Dear Father, all too often my relationship with you reverts to more religion than relationship. Praying, reading Your Word, Bible study, keeping rules, fasting, and quiet time with You are all good things. However, their value in getting closer to You diminishes if I do them as just routine, something more to check off my list of to-do’s.
One lure that draws me toward the religion trap is the foolish idea that I need do all those things so I can earn Your love, favor, attention, and approval. But of course these things (love, etc.) are gifts of Your grace, not things I earn. You already love me to the max. Jesus showed that when He suffered and died so I could be forgiven and reconciled to You. You are my Father, and I am Your child (John 1:12). Your Word overflows with declarations of Your favor for and attention to those who belong to You. Besides these, You’ve given us Your Holy Spirit so we have power and resources to live purposeful lives that please You.
I want to keep doing those good things, but let me do them because I love You and because they draw me closer to You. May I throw out any hint of earning anything. Thank You for reminding me of the wonderful truth that You desire relationship rather than religion. Amen. My heart has heard you say, “Come and talk with me.” And my heart responds, “Lord, I am coming.” (Psalm 27:8 New Living Translation)
The other morning as I walked along, one of those old “if-only” thoughts popped into my mind. I used to torment myself with those a lot. I’d whine, “If only I had gone God’s way instead of mine, then I wouldn’t have hurt so many people, and I would be enjoying ‘X’ benefit that I don’t enjoy now.” Possibly true, but I can’t change what I’ve done, and there’s no longer room in my life for “if-only.”

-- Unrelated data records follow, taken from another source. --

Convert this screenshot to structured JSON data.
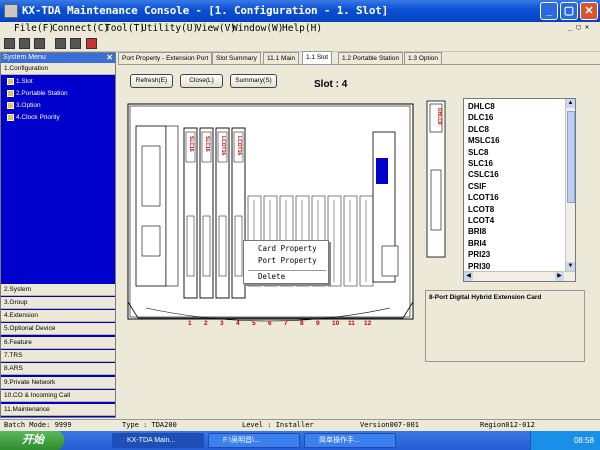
{
  "window": {
    "title": "KX-TDA Maintenance Console - [1. Configuration - 1. Slot]",
    "min_label": "_",
    "max_label": "▢",
    "close_label": "✕"
  },
  "menu": [
    "File(F)",
    "Connect(C)",
    "Tool(T)",
    "Utility(U)",
    "View(V)",
    "Window(W)",
    "Help(H)"
  ],
  "mdi_controls": "_ ▢ ✕",
  "system_menu": {
    "header": "System Menu",
    "close": "✕",
    "open_category": "1.Configuration",
    "tree": [
      "1.Slot",
      "2.Portable Station",
      "3.Option",
      "4.Clock Priority"
    ],
    "categories": [
      "2.System",
      "3.Group",
      "4.Extension",
      "5.Optional Device",
      "6.Feature",
      "7.TRS",
      "8.ARS",
      "9.Private Network",
      "10.CO & Incoming Call",
      "11.Maintenance"
    ]
  },
  "tabs": [
    "Port Property - Extension Port",
    "Slot Summary",
    "11.1 Main",
    "1.1 Slot",
    "1.2 Portable Station",
    "1.3 Option"
  ],
  "active_tab": "1.1 Slot",
  "buttons": {
    "refresh": "Refresh(E)",
    "close": "Close(L)",
    "summary": "Summary(S)"
  },
  "slot_label": "Slot : 4",
  "rack": {
    "card_labels": [
      "SLC16",
      "SLC16",
      "LCOT16",
      "LCOT16"
    ],
    "side_card_label": "DHLC8",
    "slot_numbers": [
      "1",
      "2",
      "3",
      "4",
      "5",
      "6",
      "7",
      "8",
      "9",
      "10",
      "11",
      "12"
    ]
  },
  "card_list": [
    "DHLC8",
    "DLC16",
    "DLC8",
    "MSLC16",
    "SLC8",
    "SLC16",
    "CSLC16",
    "CSIF",
    "LCOT16",
    "LCOT8",
    "LCOT4",
    "BRI8",
    "BRI4",
    "PRI23",
    "PRI30"
  ],
  "card_description": "8-Port Digital Hybrid Extension Card",
  "context_menu": [
    "Card Property",
    "Port Property",
    "Delete"
  ],
  "status": {
    "batch_mode": "Batch Mode: 9999",
    "type": "Type : TDA200",
    "level": "Level : Installer",
    "version": "Version007-001",
    "region": "Region012-012"
  },
  "taskbar": {
    "start": "开始",
    "tasks": [
      "KX-TDA Main...",
      "F:\\吴明昌\\...",
      "简单操作手..."
    ],
    "clock": "08:58"
  },
  "colors": {
    "titlebar": "#0a4fd6",
    "side_panel": "#0000cc",
    "card_label_red": "#cc0000",
    "selected_slot_blue": "#0000cc"
  }
}
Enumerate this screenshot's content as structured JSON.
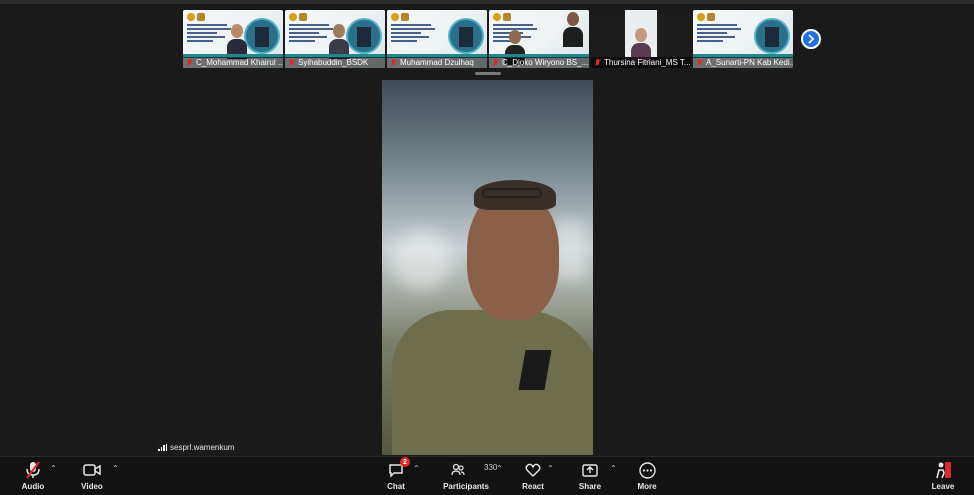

That kind of regret focuses on me, not on Jesus. It brings no honor to God. In fact, it hints that I have hindered His power to forgive and heal. It hisses that God is somehow limited by my failure. How ugly! I’m going to my thought closet right now to yank out every one of those if-only garments that the Holy Spirit will show me. That will make room for more praise and thanksgiving and additional attractive spiritual clothing (like humility and patience).
Hebrews 12:2a “Let us fix our eyes on Jesus, the author and perfecter of our faith….”
2 Corinthians 5:15 “And [Jesus] died for all, that those who live should no longer live for themselves but for [Him] who died for them and was raised again.”
Ephesians 4:17, 22-24 “…[You] must no longer live as the Gentiles do, in the futility of their thinking. …You were taught, with regard to your former way of life, to put off your old self, which is being corrupted by its deceitful desires; to be made new in the attitude of your minds; and to put on the new self, created to be like God in true righteousness and holiness.”
Colossians 3:12 “Therefore, as God’s chosen people, holy and dearly loved, clothe yourselves with compassion, kindness, humility, gentleness and patience.”